UC San Diego

Liver cancer is a life threatening disease that must be treated urgently once detected. A partial hepatectomy to remove cancerous lesions has become the mainstay of treatment. A crucial part of the surgery is to identify where the tumors, vessels, and other important landmarks are located.

Surgeons require years of training and practice to perfect the art of image guided surgery. The liver is soft and readily changes shape during a procedure. This means the surgeon must mentally map landmarks between preoperative scans and the surgical view of a liver by modeling the rotation, scaling and distortion of the liver shape in their mind's eye. Only then can they estimate where landmarks are relative to their tools.

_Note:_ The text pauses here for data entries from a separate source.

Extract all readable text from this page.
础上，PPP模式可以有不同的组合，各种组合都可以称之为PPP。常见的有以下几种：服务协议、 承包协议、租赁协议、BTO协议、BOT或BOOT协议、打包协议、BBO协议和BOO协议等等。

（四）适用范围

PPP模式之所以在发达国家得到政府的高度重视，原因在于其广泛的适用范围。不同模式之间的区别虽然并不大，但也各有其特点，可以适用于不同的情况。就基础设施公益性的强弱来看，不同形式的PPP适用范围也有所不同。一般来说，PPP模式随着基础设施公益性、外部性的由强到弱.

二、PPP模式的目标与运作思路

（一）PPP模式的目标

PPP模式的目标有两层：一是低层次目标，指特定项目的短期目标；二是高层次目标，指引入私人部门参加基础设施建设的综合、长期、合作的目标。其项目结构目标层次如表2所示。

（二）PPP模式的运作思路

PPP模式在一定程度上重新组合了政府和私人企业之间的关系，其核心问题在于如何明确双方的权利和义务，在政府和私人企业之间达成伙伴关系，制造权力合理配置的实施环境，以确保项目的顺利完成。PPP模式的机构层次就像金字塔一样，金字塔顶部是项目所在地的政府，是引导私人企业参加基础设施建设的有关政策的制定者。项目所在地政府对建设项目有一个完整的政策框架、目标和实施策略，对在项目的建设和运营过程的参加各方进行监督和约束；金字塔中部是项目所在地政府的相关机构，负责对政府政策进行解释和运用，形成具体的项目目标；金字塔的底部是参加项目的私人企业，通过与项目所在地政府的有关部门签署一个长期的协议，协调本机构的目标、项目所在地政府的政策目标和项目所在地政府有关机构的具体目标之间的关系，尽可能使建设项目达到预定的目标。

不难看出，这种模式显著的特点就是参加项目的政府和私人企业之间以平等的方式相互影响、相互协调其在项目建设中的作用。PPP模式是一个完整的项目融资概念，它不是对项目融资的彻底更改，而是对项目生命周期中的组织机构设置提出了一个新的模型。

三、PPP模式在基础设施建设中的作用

Computer-aided Image Guidance (CAIG) fuses preoperative scans with intraoperative images to provide more detailed information about the surgical site. During surgery, CAIG can merge preoperative data directly into the surgeon's view as a visual overlay on top of the intraoperative video feed.

The goal is to display the precise location of vessels, ducts and tumors that are hidden beneath the surface shown by the camera.This type of CAIG allows a surgeon to avoid damaging important vessels while excising a tumor, reducing patient risk. Although accurate real-time CAIG is a valuable and important surgical tool, no system exists that is efficient enough to maintain clinically acceptable accuracy and frame rate.

This work explores the idea that a given CAIG system can be optimized for the clinical requirements of each surgical case. Optimization is done using patient specific preoperative data to tune algorithm and hardware configurations. The thesis statement is that:

“Preoperative and intraoperative image data can be used to instruct clinically significant efficiency optimizations in a Computer Aided Image Guidance pipeline.”

We demonstrate the thesis statement by discussing data driven efficiency improvements we have contributed to the canonical CAIG pipeline. Specifically, our methods improve efficiency of “non-rigid 3D registration” and physical simulation” which are online steps used to track surgical landmarks at video rate in the setting of liver surgery image guidance.

Taken together our contributions collated in the thesis build a suite of new analysis and implementation approaches that have clinically significant impact on the efficiency of CAIG pipelines.